# nissan sentra rear center reflector



## Nikku (Oct 28, 2006)

Does anyone know where i can buy a new rear center reflector for my 99 sentra? i dont want an OEM. i want a painted one. like this guys.

http://www.cardomain.com/ride/693044/2

i cant seem to find where people get them. any help would be greatly appriciated.

btw. i really dont want to paint it.


----------



## b15chik (Jun 4, 2005)

Liuspeed Tuning


----------



## Nikku (Oct 28, 2006)

hey thnx for the link, unfortunitly they dont have what i am looking for.  
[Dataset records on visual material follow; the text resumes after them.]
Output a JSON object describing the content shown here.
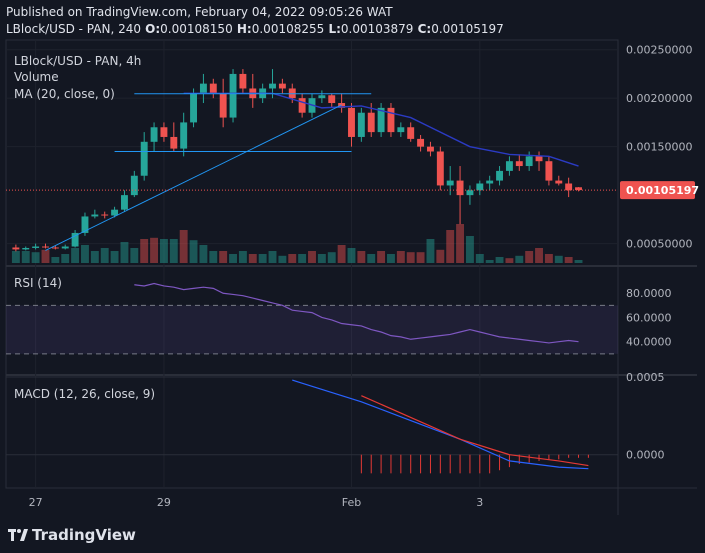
{
  "header": {
    "published": "Published on TradingView.com, February 04, 2022 09:05:26 WAT",
    "symbol_short": "LBlock/USD - PAN, 240",
    "o_label": "O:",
    "o_value": "0.00108150",
    "h_label": "H:",
    "h_value": "0.00108255",
    "l_label": "L:",
    "l_value": "0.00103879",
    "c_label": "C:",
    "c_value": "0.00105197"
  },
  "brand": {
    "name": "TradingView"
  },
  "colors": {
    "up": "#26a69a",
    "down": "#ef5350",
    "ma": "#2b3bc4",
    "rsi": "#7e57c2",
    "macd": "#2962ff",
    "signal": "#e53935",
    "bg": "#131722"
  },
  "chart_data": [
    {
      "type": "candlestick",
      "title": "LBlock/USD - PAN, 4h",
      "legend": [
        "Volume",
        "MA (20, close, 0)"
      ],
      "ylim": [
        0.0003,
        0.0026
      ],
      "price_labels": [
        "0.00250000",
        "0.00200000",
        "0.00150000",
        "0.00050000"
      ],
      "price_ticks": [
        0.0025,
        0.002,
        0.0015,
        0.0005
      ],
      "last_price": 0.00105197,
      "last_price_label": "0.00105197",
      "x_labels": [
        "27",
        "29",
        "Feb",
        "3"
      ],
      "x_label_index": [
        2,
        15,
        34,
        47
      ],
      "candles": [
        [
          0.00046,
          0.00049,
          0.00042,
          0.00044
        ],
        [
          0.00044,
          0.00047,
          0.00043,
          0.000455
        ],
        [
          0.000455,
          0.0005,
          0.00044,
          0.00047
        ],
        [
          0.00047,
          0.0005,
          0.00045,
          0.00046
        ],
        [
          0.00046,
          0.00048,
          0.00044,
          0.00045
        ],
        [
          0.00045,
          0.00049,
          0.00044,
          0.00047
        ],
        [
          0.00047,
          0.00064,
          0.00046,
          0.00061
        ],
        [
          0.00061,
          0.00082,
          0.00058,
          0.00078
        ],
        [
          0.00078,
          0.00085,
          0.00076,
          0.0008
        ],
        [
          0.0008,
          0.00083,
          0.00076,
          0.00079
        ],
        [
          0.00079,
          0.00088,
          0.00077,
          0.00085
        ],
        [
          0.00085,
          0.00105,
          0.00083,
          0.001
        ],
        [
          0.001,
          0.00125,
          0.00098,
          0.0012
        ],
        [
          0.0012,
          0.00165,
          0.00115,
          0.00155
        ],
        [
          0.00155,
          0.00175,
          0.00145,
          0.0017
        ],
        [
          0.0017,
          0.00175,
          0.00155,
          0.0016
        ],
        [
          0.0016,
          0.00175,
          0.00145,
          0.00148
        ],
        [
          0.00148,
          0.00185,
          0.0014,
          0.00175
        ],
        [
          0.00175,
          0.0021,
          0.0017,
          0.00205
        ],
        [
          0.00205,
          0.00225,
          0.00195,
          0.00215
        ],
        [
          0.00215,
          0.0022,
          0.002,
          0.00205
        ],
        [
          0.00205,
          0.0022,
          0.0017,
          0.0018
        ],
        [
          0.0018,
          0.0023,
          0.00175,
          0.00225
        ],
        [
          0.00225,
          0.0023,
          0.00205,
          0.0021
        ],
        [
          0.0021,
          0.00225,
          0.0019,
          0.002
        ],
        [
          0.002,
          0.00215,
          0.00195,
          0.0021
        ],
        [
          0.0021,
          0.0023,
          0.002,
          0.00215
        ],
        [
          0.00215,
          0.0022,
          0.00205,
          0.0021
        ],
        [
          0.0021,
          0.00215,
          0.00195,
          0.002
        ],
        [
          0.002,
          0.00205,
          0.0018,
          0.00185
        ],
        [
          0.00185,
          0.00205,
          0.0018,
          0.002
        ],
        [
          0.002,
          0.00208,
          0.00195,
          0.00203
        ],
        [
          0.00203,
          0.00205,
          0.0019,
          0.00195
        ],
        [
          0.00195,
          0.00205,
          0.00185,
          0.0019
        ],
        [
          0.0019,
          0.00195,
          0.0015,
          0.0016
        ],
        [
          0.0016,
          0.0019,
          0.00155,
          0.00185
        ],
        [
          0.00185,
          0.00195,
          0.0016,
          0.00165
        ],
        [
          0.00165,
          0.00195,
          0.0016,
          0.0019
        ],
        [
          0.0019,
          0.00195,
          0.0016,
          0.00165
        ],
        [
          0.00165,
          0.00175,
          0.0016,
          0.0017
        ],
        [
          0.0017,
          0.00175,
          0.00155,
          0.00158
        ],
        [
          0.00158,
          0.00162,
          0.00145,
          0.0015
        ],
        [
          0.0015,
          0.00155,
          0.0014,
          0.00145
        ],
        [
          0.00145,
          0.0015,
          0.00105,
          0.0011
        ],
        [
          0.0011,
          0.0013,
          0.001,
          0.00115
        ],
        [
          0.00115,
          0.0013,
          0.0007,
          0.001
        ],
        [
          0.001,
          0.0011,
          0.0009,
          0.00105
        ],
        [
          0.00105,
          0.00115,
          0.001,
          0.00112
        ],
        [
          0.00112,
          0.0012,
          0.00105,
          0.00115
        ],
        [
          0.00115,
          0.0013,
          0.0011,
          0.00125
        ],
        [
          0.00125,
          0.0014,
          0.0012,
          0.00135
        ],
        [
          0.00135,
          0.00142,
          0.00125,
          0.0013
        ],
        [
          0.0013,
          0.00145,
          0.00125,
          0.0014
        ],
        [
          0.0014,
          0.00145,
          0.00125,
          0.00135
        ],
        [
          0.00135,
          0.0014,
          0.0011,
          0.00115
        ],
        [
          0.00115,
          0.0012,
          0.0011,
          0.00112
        ],
        [
          0.00112,
          0.00118,
          0.00098,
          0.00105
        ],
        [
          0.001081,
          0.001083,
          0.001039,
          0.001052
        ]
      ],
      "volume": [
        0.2,
        0.2,
        0.18,
        0.22,
        0.1,
        0.15,
        0.25,
        0.3,
        0.2,
        0.25,
        0.2,
        0.35,
        0.25,
        0.4,
        0.42,
        0.4,
        0.4,
        0.55,
        0.38,
        0.3,
        0.2,
        0.2,
        0.15,
        0.2,
        0.15,
        0.15,
        0.2,
        0.12,
        0.15,
        0.15,
        0.2,
        0.15,
        0.18,
        0.3,
        0.25,
        0.2,
        0.15,
        0.2,
        0.15,
        0.2,
        0.18,
        0.18,
        0.4,
        0.22,
        0.55,
        0.65,
        0.45,
        0.15,
        0.05,
        0.1,
        0.08,
        0.12,
        0.2,
        0.25,
        0.15,
        0.12,
        0.1,
        0.05
      ],
      "volume_up": [
        true,
        true,
        true,
        false,
        true,
        true,
        true,
        true,
        true,
        true,
        true,
        true,
        true,
        false,
        false,
        true,
        true,
        false,
        true,
        true,
        true,
        false,
        true,
        true,
        false,
        true,
        true,
        true,
        false,
        true,
        false,
        true,
        true,
        false,
        true,
        false,
        true,
        false,
        true,
        false,
        false,
        false,
        true,
        false,
        false,
        false,
        true,
        true,
        true,
        true,
        false,
        true,
        false,
        false,
        false,
        true,
        false,
        true
      ],
      "ma": [
        [
          17,
          0.00205
        ],
        [
          26,
          0.00205
        ],
        [
          31,
          0.0019
        ],
        [
          35,
          0.00192
        ],
        [
          40,
          0.0018
        ],
        [
          46,
          0.0015
        ],
        [
          50,
          0.00142
        ],
        [
          54,
          0.0014
        ],
        [
          57,
          0.0013
        ]
      ],
      "drawings": [
        {
          "kind": "trendline",
          "from": [
            3,
            0.00043
          ],
          "to": [
            33,
            0.00193
          ]
        },
        {
          "kind": "hline",
          "from": [
            12,
            0.002045
          ],
          "to": [
            36,
            0.002045
          ]
        },
        {
          "kind": "hline",
          "from": [
            10,
            0.00145
          ],
          "to": [
            34,
            0.00145
          ]
        }
      ]
    },
    {
      "type": "line",
      "title": "RSI (14)",
      "ylim": [
        15,
        100
      ],
      "y_labels": [
        "80.0000",
        "60.0000",
        "40.0000"
      ],
      "y_ticks": [
        80,
        60,
        40
      ],
      "bands": [
        70,
        30
      ],
      "values": [
        87,
        86,
        88,
        86,
        85,
        83,
        84,
        85,
        84,
        80,
        79,
        78,
        76,
        74,
        72,
        70,
        66,
        65,
        64,
        60,
        58,
        55,
        54,
        53,
        50,
        48,
        45,
        44,
        42,
        43,
        44,
        45,
        46,
        48,
        50,
        48,
        46,
        44,
        43,
        42,
        41,
        40,
        39,
        40,
        41,
        40
      ]
    },
    {
      "type": "line",
      "title": "MACD (12, 26, close, 9)",
      "ylim": [
        -0.00015,
        0.0005
      ],
      "y_labels": [
        "0.0005",
        "0.0000"
      ],
      "y_ticks": [
        0.0005,
        0.0
      ],
      "series": [
        {
          "name": "MACD",
          "x": [
            28,
            35,
            40,
            45,
            50,
            55,
            58
          ],
          "values": [
            0.00048,
            0.00034,
            0.00022,
            0.0001,
            -4e-05,
            -8e-05,
            -9e-05
          ]
        },
        {
          "name": "Signal",
          "x": [
            35,
            40,
            45,
            50,
            55,
            58
          ],
          "values": [
            0.00038,
            0.00024,
            0.0001,
            0.0,
            -4e-05,
            -7e-05
          ]
        }
      ],
      "histogram_x": [
        35,
        36,
        37,
        38,
        39,
        40,
        41,
        42,
        43,
        44,
        45,
        46,
        47,
        48,
        49,
        50,
        51,
        52,
        53,
        54,
        55,
        56,
        57,
        58
      ],
      "histogram": [
        -0.00012,
        -0.00012,
        -0.00012,
        -0.00012,
        -0.00012,
        -0.00012,
        -0.00012,
        -0.00012,
        -0.00012,
        -0.00012,
        -0.00012,
        -0.00012,
        -0.00012,
        -0.00012,
        -0.0001,
        -8e-05,
        -6e-05,
        -5e-05,
        -4e-05,
        -3e-05,
        -3e-05,
        -2e-05,
        -2e-05,
        -2e-05
      ]
    }
  ]
}
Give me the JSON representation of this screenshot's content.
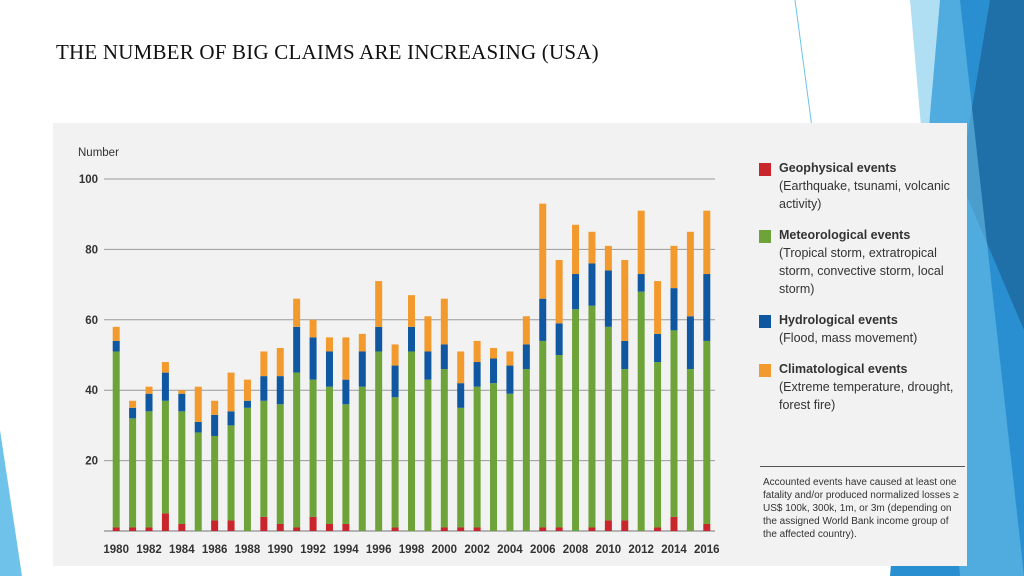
{
  "slide": {
    "title": "THE NUMBER OF BIG CLAIMS ARE INCREASING (USA)",
    "accent_colors": [
      "#1f6fa8",
      "#2a8fd0",
      "#6fc3ea",
      "#a9dcf3"
    ]
  },
  "chart_data": {
    "type": "bar",
    "stacked": true,
    "ylabel": "Number",
    "ylim": [
      0,
      100
    ],
    "yticks": [
      20,
      40,
      60,
      80,
      100
    ],
    "xtick_labels": [
      "1980",
      "1982",
      "1984",
      "1986",
      "1988",
      "1990",
      "1992",
      "1994",
      "1996",
      "1998",
      "2000",
      "2002",
      "2004",
      "2006",
      "2008",
      "2010",
      "2012",
      "2014",
      "2016"
    ],
    "categories": [
      "1980",
      "1981",
      "1982",
      "1983",
      "1984",
      "1985",
      "1986",
      "1987",
      "1988",
      "1989",
      "1990",
      "1991",
      "1992",
      "1993",
      "1994",
      "1995",
      "1996",
      "1997",
      "1998",
      "1999",
      "2000",
      "2001",
      "2002",
      "2003",
      "2004",
      "2005",
      "2006",
      "2007",
      "2008",
      "2009",
      "2010",
      "2011",
      "2012",
      "2013",
      "2014",
      "2015",
      "2016"
    ],
    "series": [
      {
        "name": "Geophysical events",
        "color": "#c8252c",
        "values": [
          1,
          1,
          1,
          5,
          2,
          0,
          3,
          3,
          0,
          4,
          2,
          1,
          4,
          2,
          2,
          0,
          0,
          1,
          0,
          0,
          1,
          1,
          1,
          0,
          0,
          0,
          1,
          1,
          0,
          1,
          3,
          3,
          0,
          1,
          4,
          0,
          2
        ]
      },
      {
        "name": "Meteorological events",
        "color": "#6ea33a",
        "values": [
          50,
          31,
          33,
          32,
          32,
          28,
          24,
          27,
          35,
          33,
          34,
          44,
          39,
          39,
          34,
          41,
          51,
          37,
          51,
          43,
          45,
          34,
          40,
          42,
          39,
          46,
          53,
          49,
          63,
          63,
          55,
          43,
          68,
          47,
          53,
          46,
          52
        ]
      },
      {
        "name": "Hydrological events",
        "color": "#0f57a0",
        "values": [
          3,
          3,
          5,
          8,
          5,
          3,
          6,
          4,
          2,
          7,
          8,
          13,
          12,
          10,
          7,
          10,
          7,
          9,
          7,
          8,
          7,
          7,
          7,
          7,
          8,
          7,
          12,
          9,
          10,
          12,
          16,
          8,
          5,
          8,
          12,
          15,
          19
        ]
      },
      {
        "name": "Climatological events",
        "color": "#f29a2e",
        "values": [
          4,
          2,
          2,
          3,
          1,
          10,
          4,
          11,
          6,
          7,
          8,
          8,
          5,
          4,
          12,
          5,
          13,
          6,
          9,
          10,
          13,
          9,
          6,
          3,
          4,
          8,
          27,
          18,
          14,
          9,
          7,
          23,
          18,
          15,
          12,
          24,
          18
        ]
      }
    ],
    "legend": [
      {
        "title": "Geophysical events",
        "desc": "(Earthquake, tsunami, volcanic activity)"
      },
      {
        "title": "Meteorological events",
        "desc": "(Tropical storm, extratropical storm, convective storm, local storm)"
      },
      {
        "title": "Hydrological events",
        "desc": "(Flood, mass movement)"
      },
      {
        "title": "Climatological events",
        "desc": "(Extreme temperature, drought, forest fire)"
      }
    ],
    "note": "Accounted events have caused at least one fatality and/or produced normalized losses ≥ US$ 100k, 300k, 1m, or 3m (depending on the assigned World Bank income group of the affected country)."
  }
}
what i am going for is the 200sx rear look. Im not a big fan of the "cyclopse" thing


----------



## mitch1988 (Oct 17, 2006)

did you check ebay.. or just go onto google and search 200sx rear converstion tail-lights or something. your answer is out there just finding it is the problem


----------



## b15chik (Jun 4, 2005)

ohhh i'm so sorry, apparently i can't read. i thought you were asking for the clear corners, lol. please don't get altezzas 
smoked tails>altezzas


----------



## B14_Stealth (Aug 14, 2003)

paint it yourself, its not that hard, i did it few years ago and it came out looking very nice


----------